Namun memasuki tahun 2008, masih terdapat beberapa permasalahan krusial yang terus menjadi sorotan di Indonesia. Di antaranya masih berlangsungnya budaya kekerasan terhadap wanita dan ketidakadilan gender yang seakan tiada habisnya. Lantas kekerasan yang sering terjadi adalah kekerasan dalam rumah tangga, yang berakibat timbulnya kesengsaraan atau penderitaan secara fisik, seksual, psikologis, serta penelantaran rumah tangga. Berdasarkan data dari Komnas Perempuan, pada tahun 2007 terdapat sekitar 25.522 kasus kekerasan terhadap wanita. Jumlah tersebut meningkat tajam dari hanya 7.787 kasus pada tahun 2003, dan diperkirakan akan mengalami trend yang terus meningkat pada tahun-tahun berikutnya.

Salah satu penyebab makin banyaknya kasus kekerasan dan pelecehan terhadap wanita adalah belum terwujudnya kesetaraan gender dalam masyarakat. Sosok wanita selama ini dianggap sebagai sosok pengikut bukan pemimpin sehingga sudah ”selayaknya” peran dan suaranya tidak harus selalu didengar dan diprioritaskan. Asumsi yang telah membudaya tersebut, menjadikan kaum wanita memiliki posisi sosial dan bargaining power yang lemah, lebih rendah dari kaum laki-laki. Akibatnya terjadi proses sosial yang secara tidak langsung menimbulkan adanya social judgement berupa pembedaan hak dan kewajiban di antara laki-laki dan perempuan.

Diskriminasi terhadap kaum wanita yang didasarkan pada gender di abad globalisasi ini, sudah tidak relevan lagi. Setiap kaum wanita berhak untuk memperoleh promosi dan memperoleh posisi yang setara dengan kaum laki-laki, sesuai dengan prestasi dan kemampuannya. Setidaknya di negara kita sudah terdapat beberapa instrumen hukum yang mengatur keadilan gender misalnya Peraturan Presiden Republik Indonesia Nomor 65 Tahun 2007 tentang Komisi Nasional Anti Kekerasan terhadap Perempuan, Undang-Undang Nomor 23 Tahun 2004 tentang Penghapusan Kekerasan dalam Rumah Tangga (KDRT) atau instrumen hukum lainnya.

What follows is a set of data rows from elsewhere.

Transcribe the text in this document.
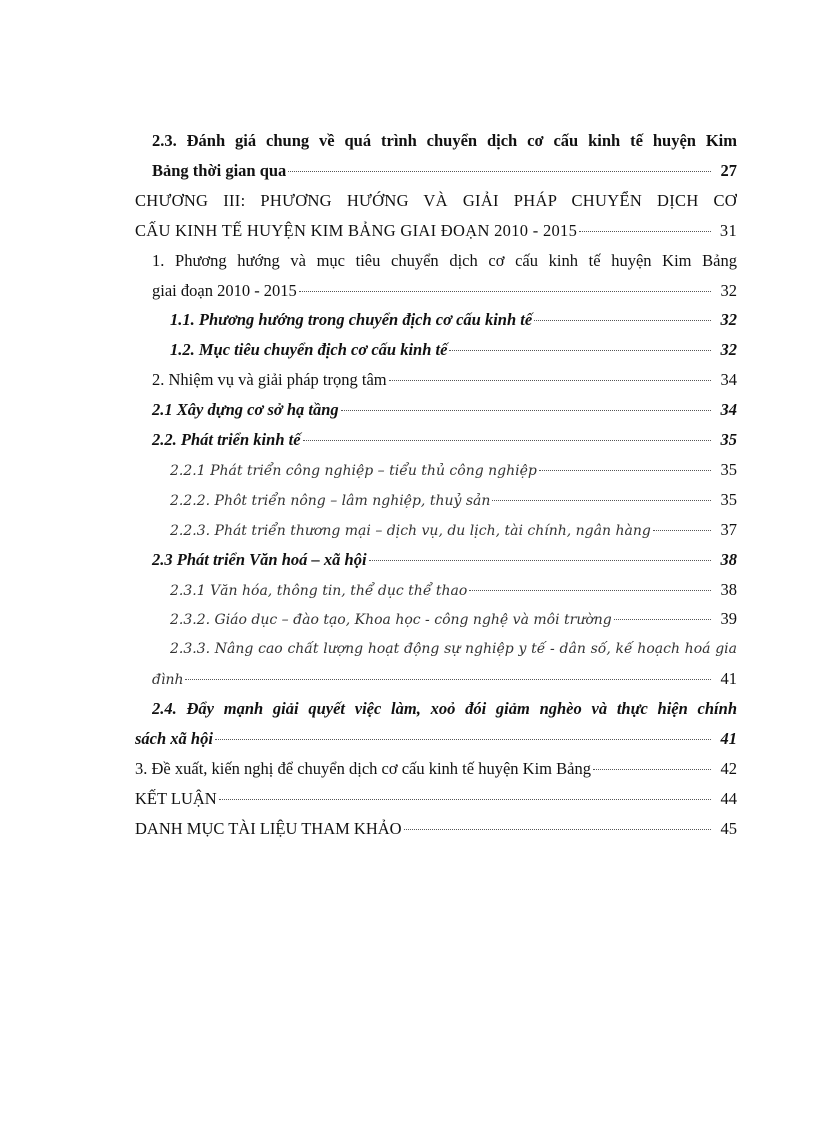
2.3. Đánh giá chung về quá trình chuyển dịch cơ cấu kinh tế huyện Kim
Bảng thời gian qua	27
CHƯƠNG III: PHƯƠNG HƯỚNG VÀ GIẢI PHÁP CHUYỂN DỊCH CƠ
CẤU KINH TẾ HUYỆN KIM BẢNG GIAI ĐOẠN 2010 - 2015	31
1. Phương hướng và mục tiêu chuyển dịch cơ cấu kinh tế huyện Kim Bảng
giai đoạn 2010 - 2015	32
1.1. Phương hướng trong chuyển địch cơ cấu kinh tế	32
1.2. Mục tiêu chuyển địch cơ cấu kinh tế	32
2. Nhiệm vụ và giải pháp trọng tâm	34
2.1 Xây dựng cơ sở hạ tầng	34
2.2. Phát triển kinh tế	35
2.2.1 Phát triển công nghiệp – tiểu thủ công nghiệp	35
2.2.2. Phôt triển nông – lâm nghiệp, thuỷ sản	35
2.2.3. Phát triển thương mại – dịch vụ, du lịch, tài chính, ngân hàng	37
2.3 Phát triển Văn hoá – xã hội	38
2.3.1 Văn hóa, thông tin, thể dục thể thao	38
2.3.2. Giáo dục – đào tạo, Khoa học - công nghệ và môi trường	39
2.3.3. Nâng cao chất lượng hoạt động sự nghiệp y tế - dân số, kế hoạch hoá gia
đình	41
2.4. Đẩy mạnh giải quyết việc làm, xoỏ đói giảm nghèo và thực hiện chính
sách xã hội	41
3. Đề xuất, kiến nghị để chuyển dịch cơ cấu kinh tế huyện Kim Bảng	42
KẾT LUẬN	44
DANH MỤC TÀI LIỆU THAM KHẢO	45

Perlu adanya law enforcement secara berkelanjutan agar instrumen hukum tersebut dapat dijalankan secara efektif. Selain itu, tingkat melek masyarakat khusunya kaum wanita terhadap instrumen hukum tersebut juga perlu diperhatikan. Dengan mengetahui dan memahami adanya payung hukum terkait kesetaraan gender, maka kaum wanita akan mengetahui hak-hak dan kewajiban mereka serta langkah dan tindakan hukum apa yang harus dilakukan apabila hak-haknya dilanggar. Namun faktanya, mungkin saja presentase melek aturan tersebut di kalangan wanita baik di Kabupaten Jombang, Kabupaten Mojokerto dan Kota Mojokerto tidak lebih dari total populasi wanita yang ada. Oleh karena itu keberadaan beberapa stakeholders seperti non government organization atau lembaga swadaya masyarakat, media massa dan tentunya pihak pemerintah sendiri sangat penting untuk memasyarakatkan instrumen hukum tersebut. Bagi pemerintah daerah misalnya, melalui departemen terkait, kesetaraan gender dapat dimasukkan dalam satuan pendidikan di lingkungan pendidikan formal. Sehingga masyarakat bisa mengerti keadilan gender sejak di bangku sekolah. Bagi lembaga swadaya masyarakat dan media massa, keberadaan instrumen hukum dapat dikomunikasikan melalui publikasi atau exposure secara berkala.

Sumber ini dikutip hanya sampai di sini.